Logica verwijderen rond vernieuwingstokens
In ADAL Node werden de vernieuwingstokens (RT) weergegeven, zodat u oplossingen kunt ontwikkelen rond het gebruik van deze tokens door ze in de cache op te slaan en de acquireTokenWithRefreshToken
methode te gebruiken. Typische scenario's waarbij RT's met name relevant zijn:
- Langdurige diensten die acties uitvoeren, waaronder het vernieuwen van dashboards namens de gebruikers waarop de gebruikers niet meer zijn verbonden.
- WebFarm-scenario's voor het inschakelen van de client om de RT naar de webservice te brengen (in de cache opslaan wordt uitgevoerd bij de client, versleutelde cookie en niet bij de server).
MSAL Node, samen met andere MSALs, biedt geen vernieuwingstokens om veiligheidsredenen. In plaats daarvan verwerkt MSAL het vernieuwen van tokens voor u. Daarom hoeft u hiervoor geen logica meer te bouwen. U kunt echter gebruikmaken van uw eerder verkregen (en nog steeds geldige) vernieuwingstokens uit de cache van het ADAL-knooppunt om een nieuwe set tokens met MSAL Node op te halen.

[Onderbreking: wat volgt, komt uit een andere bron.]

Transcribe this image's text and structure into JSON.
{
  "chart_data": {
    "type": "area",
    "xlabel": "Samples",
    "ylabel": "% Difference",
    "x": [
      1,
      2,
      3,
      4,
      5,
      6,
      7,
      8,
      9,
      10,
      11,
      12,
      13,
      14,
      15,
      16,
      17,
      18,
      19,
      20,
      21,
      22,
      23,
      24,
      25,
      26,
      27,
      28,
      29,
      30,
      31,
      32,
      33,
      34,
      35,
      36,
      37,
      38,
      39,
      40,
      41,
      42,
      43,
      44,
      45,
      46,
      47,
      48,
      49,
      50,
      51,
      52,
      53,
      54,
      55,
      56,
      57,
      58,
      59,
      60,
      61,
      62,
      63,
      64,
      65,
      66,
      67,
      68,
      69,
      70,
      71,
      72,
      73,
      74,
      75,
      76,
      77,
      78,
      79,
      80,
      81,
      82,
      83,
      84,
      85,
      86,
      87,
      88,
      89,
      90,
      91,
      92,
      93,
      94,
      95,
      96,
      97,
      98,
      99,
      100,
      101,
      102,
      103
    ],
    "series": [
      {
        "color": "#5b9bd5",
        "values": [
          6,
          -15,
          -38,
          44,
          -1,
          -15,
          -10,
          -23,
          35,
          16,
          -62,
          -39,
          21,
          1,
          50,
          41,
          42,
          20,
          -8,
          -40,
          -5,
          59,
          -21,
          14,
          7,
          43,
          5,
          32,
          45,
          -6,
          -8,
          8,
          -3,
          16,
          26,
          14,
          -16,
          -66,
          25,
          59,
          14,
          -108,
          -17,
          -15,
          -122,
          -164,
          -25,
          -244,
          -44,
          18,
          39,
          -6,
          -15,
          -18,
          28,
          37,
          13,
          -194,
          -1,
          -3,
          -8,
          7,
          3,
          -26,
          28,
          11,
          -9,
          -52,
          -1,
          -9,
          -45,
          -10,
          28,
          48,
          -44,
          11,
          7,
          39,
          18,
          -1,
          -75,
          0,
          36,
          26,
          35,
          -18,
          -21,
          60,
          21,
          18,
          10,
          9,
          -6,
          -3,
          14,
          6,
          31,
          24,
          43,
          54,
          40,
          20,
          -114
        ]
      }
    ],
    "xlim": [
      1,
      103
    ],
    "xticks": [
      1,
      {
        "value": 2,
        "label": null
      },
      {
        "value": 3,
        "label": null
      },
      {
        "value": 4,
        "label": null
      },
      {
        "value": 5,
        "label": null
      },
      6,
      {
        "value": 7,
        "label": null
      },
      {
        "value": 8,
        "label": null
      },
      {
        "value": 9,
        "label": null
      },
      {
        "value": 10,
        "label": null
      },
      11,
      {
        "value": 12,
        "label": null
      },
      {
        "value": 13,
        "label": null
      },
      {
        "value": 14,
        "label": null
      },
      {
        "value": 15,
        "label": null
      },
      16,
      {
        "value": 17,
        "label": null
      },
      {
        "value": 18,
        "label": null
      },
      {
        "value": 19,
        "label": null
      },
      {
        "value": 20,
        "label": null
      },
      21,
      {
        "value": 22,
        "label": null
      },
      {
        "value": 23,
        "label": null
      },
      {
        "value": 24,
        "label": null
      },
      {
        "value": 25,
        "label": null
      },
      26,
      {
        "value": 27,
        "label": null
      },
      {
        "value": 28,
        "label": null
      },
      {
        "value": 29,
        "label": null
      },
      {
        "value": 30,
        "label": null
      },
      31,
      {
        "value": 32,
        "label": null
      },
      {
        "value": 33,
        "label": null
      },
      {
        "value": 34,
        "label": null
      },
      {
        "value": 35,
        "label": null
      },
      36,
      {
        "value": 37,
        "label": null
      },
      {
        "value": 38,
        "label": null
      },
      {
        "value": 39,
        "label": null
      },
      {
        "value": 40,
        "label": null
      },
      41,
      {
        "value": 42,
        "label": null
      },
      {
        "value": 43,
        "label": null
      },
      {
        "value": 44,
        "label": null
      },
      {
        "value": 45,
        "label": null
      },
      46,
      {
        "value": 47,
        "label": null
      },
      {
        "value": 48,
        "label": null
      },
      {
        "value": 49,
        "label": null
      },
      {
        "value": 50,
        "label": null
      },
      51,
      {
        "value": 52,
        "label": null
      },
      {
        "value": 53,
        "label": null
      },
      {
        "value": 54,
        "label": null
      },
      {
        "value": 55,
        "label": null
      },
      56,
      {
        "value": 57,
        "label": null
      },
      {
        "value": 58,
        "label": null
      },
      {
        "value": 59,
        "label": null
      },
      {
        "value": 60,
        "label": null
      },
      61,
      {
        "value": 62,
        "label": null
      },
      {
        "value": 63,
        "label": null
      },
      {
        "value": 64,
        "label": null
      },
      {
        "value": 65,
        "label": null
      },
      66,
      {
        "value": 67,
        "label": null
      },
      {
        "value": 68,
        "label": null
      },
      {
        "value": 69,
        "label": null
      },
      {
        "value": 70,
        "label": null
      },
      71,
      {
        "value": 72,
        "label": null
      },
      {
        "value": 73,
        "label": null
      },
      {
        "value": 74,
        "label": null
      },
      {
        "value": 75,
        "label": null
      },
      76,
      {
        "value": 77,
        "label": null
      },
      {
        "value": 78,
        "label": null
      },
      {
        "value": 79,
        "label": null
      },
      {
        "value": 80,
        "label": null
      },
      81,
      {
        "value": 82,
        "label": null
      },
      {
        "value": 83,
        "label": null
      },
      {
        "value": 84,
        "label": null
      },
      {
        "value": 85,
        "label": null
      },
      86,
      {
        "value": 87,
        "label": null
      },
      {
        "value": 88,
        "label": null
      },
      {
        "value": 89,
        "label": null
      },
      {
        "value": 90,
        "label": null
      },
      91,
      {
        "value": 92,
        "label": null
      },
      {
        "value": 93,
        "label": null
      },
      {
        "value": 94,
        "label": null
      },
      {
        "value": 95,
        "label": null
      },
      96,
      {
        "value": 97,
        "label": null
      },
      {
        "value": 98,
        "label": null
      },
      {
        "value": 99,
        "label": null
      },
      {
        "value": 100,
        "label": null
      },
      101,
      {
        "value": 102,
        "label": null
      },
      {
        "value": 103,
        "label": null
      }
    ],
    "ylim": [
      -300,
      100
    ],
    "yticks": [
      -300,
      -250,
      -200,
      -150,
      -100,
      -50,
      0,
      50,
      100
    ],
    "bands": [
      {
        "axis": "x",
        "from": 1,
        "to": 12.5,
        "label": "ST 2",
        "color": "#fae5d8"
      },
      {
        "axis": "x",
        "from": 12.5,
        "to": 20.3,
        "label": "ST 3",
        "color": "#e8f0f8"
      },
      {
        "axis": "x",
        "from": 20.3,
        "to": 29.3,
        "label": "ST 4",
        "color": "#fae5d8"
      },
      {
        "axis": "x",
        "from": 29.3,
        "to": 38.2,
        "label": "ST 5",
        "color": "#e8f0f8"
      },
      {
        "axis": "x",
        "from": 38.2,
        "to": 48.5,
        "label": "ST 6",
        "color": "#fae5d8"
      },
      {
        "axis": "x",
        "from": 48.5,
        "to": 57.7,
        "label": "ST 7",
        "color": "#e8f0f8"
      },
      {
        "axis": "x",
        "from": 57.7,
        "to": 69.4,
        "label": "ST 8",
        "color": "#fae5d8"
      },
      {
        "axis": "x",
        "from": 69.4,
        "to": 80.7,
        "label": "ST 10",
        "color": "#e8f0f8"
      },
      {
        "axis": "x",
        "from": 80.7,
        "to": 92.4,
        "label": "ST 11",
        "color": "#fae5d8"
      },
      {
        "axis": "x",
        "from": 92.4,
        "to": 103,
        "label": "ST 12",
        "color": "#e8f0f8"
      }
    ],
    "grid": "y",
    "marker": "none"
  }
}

Om dit te doen, biedt MSAL Node acquireTokenByRefreshToken
, die gelijk is aan de methode van acquireTokenWithRefreshToken
ADAL Node:
var msal = require('@azure/msal-node');
const config = {
auth: {
clientId: "ENTER_CLIENT_ID",
authority: "https://login.microsoftonline.com/ENTER_TENANT_ID",
clientSecret: "ENTER_CLIENT_SECRET"
}
};
const cca = new msal.ConfidentialClientApplication(config);
const refreshTokenRequest = {
refreshToken: "", // your previous refresh token here
scopes: ["https://graph.microsoft.com/.default"],
forceCache: true,
};
cca.acquireTokenByRefreshToken(refreshTokenRequest).then((response) => {
console.log(response);
}).catch((error) => {
console.log(error);
});
Raadpleeg het ADAL-knooppunt naar het MSAL Node-migratievoorbeeld voor meer informatie.
Notitie
We raden u aan de oudere ADAL Node-tokencache te vernietigen zodra u de nog geldige vernieuwingstokens gebruikt om een nieuwe set tokens op te halen met de methode van acquireTokenByRefreshToken
MSAL Node, zoals hierboven wordt weergegeven.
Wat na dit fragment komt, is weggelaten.